Praxis & Tipps | Praxis

Hat man versehentlich den falschen USB-Stick formatiert oder die USB-Festplatte vom Schreibtisch gefegt, wird einem oft erst bewusst, welch wichtige Daten darauf gespeichert waren. Mit Desinfec’t haben Sie ein gutes Werkzeug, um zumindest einen Teil Ihrer Daten zu retten.

Ein kurzer Moment der Unachtsamkeit genügt, um Hochzeitsfotos, Buchführungsunterlagen oder die E-Mails der letzten Jahre ins Nirvana zu befördern, weil man den falschen USB-Stick oder die falsche SD-Karte formatiert oder überschreibt. Auch wenn heutige USB-Sticks und SSDs robuster als frühere externe Festplatten sind, Hardware-Defekte treten weiterhin auf: Bei billigen Sticks versagen die Flash-Speicher, beim Runterfallen reißen Lötpads ab oder die Controller werden Opfer statischer Elektrizität – das Spektrum ist breit.

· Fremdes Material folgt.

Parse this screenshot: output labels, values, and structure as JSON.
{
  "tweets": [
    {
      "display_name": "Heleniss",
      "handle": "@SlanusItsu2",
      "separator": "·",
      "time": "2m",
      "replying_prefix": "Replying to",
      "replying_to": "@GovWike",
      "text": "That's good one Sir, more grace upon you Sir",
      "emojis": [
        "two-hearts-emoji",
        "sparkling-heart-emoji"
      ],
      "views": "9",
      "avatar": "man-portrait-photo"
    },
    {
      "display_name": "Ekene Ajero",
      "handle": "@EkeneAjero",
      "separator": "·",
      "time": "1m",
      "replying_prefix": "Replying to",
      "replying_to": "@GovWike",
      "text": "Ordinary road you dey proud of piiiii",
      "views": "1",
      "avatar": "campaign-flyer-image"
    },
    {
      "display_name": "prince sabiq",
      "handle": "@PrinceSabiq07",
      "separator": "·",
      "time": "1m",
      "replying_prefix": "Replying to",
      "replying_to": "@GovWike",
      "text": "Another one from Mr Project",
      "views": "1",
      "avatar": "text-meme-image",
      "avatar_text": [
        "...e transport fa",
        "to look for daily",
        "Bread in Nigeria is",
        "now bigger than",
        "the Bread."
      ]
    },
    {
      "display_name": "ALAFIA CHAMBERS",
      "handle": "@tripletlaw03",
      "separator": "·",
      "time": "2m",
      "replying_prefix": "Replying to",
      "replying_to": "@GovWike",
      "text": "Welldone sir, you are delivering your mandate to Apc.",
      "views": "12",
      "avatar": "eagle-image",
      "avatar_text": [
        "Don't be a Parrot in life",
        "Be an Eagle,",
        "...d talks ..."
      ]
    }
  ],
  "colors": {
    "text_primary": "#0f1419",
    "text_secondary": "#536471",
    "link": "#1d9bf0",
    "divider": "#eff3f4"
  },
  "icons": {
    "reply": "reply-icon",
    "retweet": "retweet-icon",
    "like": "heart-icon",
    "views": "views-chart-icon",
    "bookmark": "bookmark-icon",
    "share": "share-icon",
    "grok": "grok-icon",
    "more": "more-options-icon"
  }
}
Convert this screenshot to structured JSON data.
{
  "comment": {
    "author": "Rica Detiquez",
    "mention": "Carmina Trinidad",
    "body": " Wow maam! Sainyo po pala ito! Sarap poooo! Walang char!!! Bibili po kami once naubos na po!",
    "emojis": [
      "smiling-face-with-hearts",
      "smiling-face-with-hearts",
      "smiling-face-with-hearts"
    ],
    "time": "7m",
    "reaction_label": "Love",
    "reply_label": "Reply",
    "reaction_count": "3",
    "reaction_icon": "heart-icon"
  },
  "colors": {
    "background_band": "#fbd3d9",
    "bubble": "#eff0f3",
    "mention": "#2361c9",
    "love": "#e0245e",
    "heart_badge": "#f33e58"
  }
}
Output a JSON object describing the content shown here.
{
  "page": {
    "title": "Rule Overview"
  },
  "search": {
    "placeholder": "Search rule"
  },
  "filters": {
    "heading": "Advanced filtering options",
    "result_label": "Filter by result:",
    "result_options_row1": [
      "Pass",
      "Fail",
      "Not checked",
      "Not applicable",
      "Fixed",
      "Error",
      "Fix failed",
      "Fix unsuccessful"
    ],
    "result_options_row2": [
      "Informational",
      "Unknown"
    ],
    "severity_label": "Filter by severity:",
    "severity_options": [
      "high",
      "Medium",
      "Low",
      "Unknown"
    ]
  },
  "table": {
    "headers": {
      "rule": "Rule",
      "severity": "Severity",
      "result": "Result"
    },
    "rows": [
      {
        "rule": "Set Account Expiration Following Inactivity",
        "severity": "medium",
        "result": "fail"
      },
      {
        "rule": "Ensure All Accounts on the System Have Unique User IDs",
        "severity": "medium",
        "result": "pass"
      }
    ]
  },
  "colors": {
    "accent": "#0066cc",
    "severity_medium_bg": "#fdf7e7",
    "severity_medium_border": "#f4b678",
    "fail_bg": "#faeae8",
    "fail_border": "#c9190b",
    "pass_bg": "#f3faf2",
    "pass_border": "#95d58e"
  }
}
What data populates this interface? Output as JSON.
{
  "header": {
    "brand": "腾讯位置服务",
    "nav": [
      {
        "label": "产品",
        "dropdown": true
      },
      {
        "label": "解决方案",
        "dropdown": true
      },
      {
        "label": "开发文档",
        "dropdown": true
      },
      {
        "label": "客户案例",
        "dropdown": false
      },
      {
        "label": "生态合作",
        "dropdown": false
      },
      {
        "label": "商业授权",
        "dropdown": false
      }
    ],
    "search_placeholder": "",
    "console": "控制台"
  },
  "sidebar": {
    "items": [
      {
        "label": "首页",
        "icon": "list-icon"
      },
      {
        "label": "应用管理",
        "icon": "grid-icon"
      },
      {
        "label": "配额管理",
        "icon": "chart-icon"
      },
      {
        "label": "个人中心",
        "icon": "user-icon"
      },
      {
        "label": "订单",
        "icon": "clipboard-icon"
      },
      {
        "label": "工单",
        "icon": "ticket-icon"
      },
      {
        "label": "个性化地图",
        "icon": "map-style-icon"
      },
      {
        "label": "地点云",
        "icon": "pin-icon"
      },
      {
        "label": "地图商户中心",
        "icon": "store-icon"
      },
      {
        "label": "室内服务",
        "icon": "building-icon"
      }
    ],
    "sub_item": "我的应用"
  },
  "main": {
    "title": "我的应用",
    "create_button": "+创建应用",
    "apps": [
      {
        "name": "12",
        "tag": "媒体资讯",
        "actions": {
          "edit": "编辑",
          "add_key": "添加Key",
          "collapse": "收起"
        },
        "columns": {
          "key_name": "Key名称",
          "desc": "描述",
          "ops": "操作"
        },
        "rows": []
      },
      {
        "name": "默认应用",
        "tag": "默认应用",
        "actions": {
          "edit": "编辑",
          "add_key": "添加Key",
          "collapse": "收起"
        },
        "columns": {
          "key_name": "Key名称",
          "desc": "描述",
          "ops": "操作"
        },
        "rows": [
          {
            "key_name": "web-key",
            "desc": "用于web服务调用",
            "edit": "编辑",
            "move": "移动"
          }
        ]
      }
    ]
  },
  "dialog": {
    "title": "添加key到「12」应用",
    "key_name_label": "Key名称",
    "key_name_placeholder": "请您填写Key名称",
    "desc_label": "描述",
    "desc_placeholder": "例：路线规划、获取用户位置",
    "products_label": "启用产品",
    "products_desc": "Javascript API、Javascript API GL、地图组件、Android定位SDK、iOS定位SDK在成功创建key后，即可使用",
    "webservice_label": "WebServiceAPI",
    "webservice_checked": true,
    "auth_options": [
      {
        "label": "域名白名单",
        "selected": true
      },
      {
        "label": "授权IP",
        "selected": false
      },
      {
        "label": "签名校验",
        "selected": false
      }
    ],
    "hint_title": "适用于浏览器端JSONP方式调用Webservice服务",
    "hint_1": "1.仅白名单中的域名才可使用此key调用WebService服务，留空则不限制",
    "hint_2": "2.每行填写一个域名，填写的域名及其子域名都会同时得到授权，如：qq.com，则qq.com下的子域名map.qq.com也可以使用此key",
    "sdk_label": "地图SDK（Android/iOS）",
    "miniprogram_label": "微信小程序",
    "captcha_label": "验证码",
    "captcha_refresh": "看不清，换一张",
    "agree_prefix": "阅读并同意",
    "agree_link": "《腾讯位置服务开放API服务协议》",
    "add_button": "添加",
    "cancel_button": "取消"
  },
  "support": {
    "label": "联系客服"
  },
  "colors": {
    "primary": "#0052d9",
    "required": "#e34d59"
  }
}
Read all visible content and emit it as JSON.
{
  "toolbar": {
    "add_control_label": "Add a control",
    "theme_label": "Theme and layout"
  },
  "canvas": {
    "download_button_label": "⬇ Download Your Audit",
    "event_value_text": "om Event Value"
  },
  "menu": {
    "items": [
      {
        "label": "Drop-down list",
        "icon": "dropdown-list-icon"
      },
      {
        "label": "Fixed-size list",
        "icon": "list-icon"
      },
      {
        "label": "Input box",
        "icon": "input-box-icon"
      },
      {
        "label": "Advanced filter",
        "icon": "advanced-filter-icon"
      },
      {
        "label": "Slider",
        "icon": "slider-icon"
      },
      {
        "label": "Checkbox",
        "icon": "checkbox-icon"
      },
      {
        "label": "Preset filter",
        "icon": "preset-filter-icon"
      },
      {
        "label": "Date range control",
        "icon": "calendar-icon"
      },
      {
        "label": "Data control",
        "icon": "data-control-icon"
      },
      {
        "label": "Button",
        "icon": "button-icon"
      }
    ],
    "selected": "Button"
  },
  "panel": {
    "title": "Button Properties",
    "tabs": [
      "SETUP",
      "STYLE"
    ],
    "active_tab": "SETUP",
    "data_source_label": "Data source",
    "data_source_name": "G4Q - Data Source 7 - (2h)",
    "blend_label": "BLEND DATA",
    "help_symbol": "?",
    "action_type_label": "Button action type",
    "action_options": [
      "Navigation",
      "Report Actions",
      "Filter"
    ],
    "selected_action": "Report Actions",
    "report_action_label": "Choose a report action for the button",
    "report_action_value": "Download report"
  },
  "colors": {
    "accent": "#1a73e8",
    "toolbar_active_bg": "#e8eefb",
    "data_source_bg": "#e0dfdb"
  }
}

Zeigen sich die ersten Anzeichen von Datenverlust, fehlen Dateien oder ganze Verzeichnisse oder Sie können auf einzelne Dateien oder ganze Laufwerke nicht mehr zugreifen, sollten Sie zunächst den Stand Ihres letzten Backups prüfen: Von wann ist es und wie viel Arbeit müssten Sie investieren, um die Daten aus dem Backup auf den aktuellen Stand zu bringen? ...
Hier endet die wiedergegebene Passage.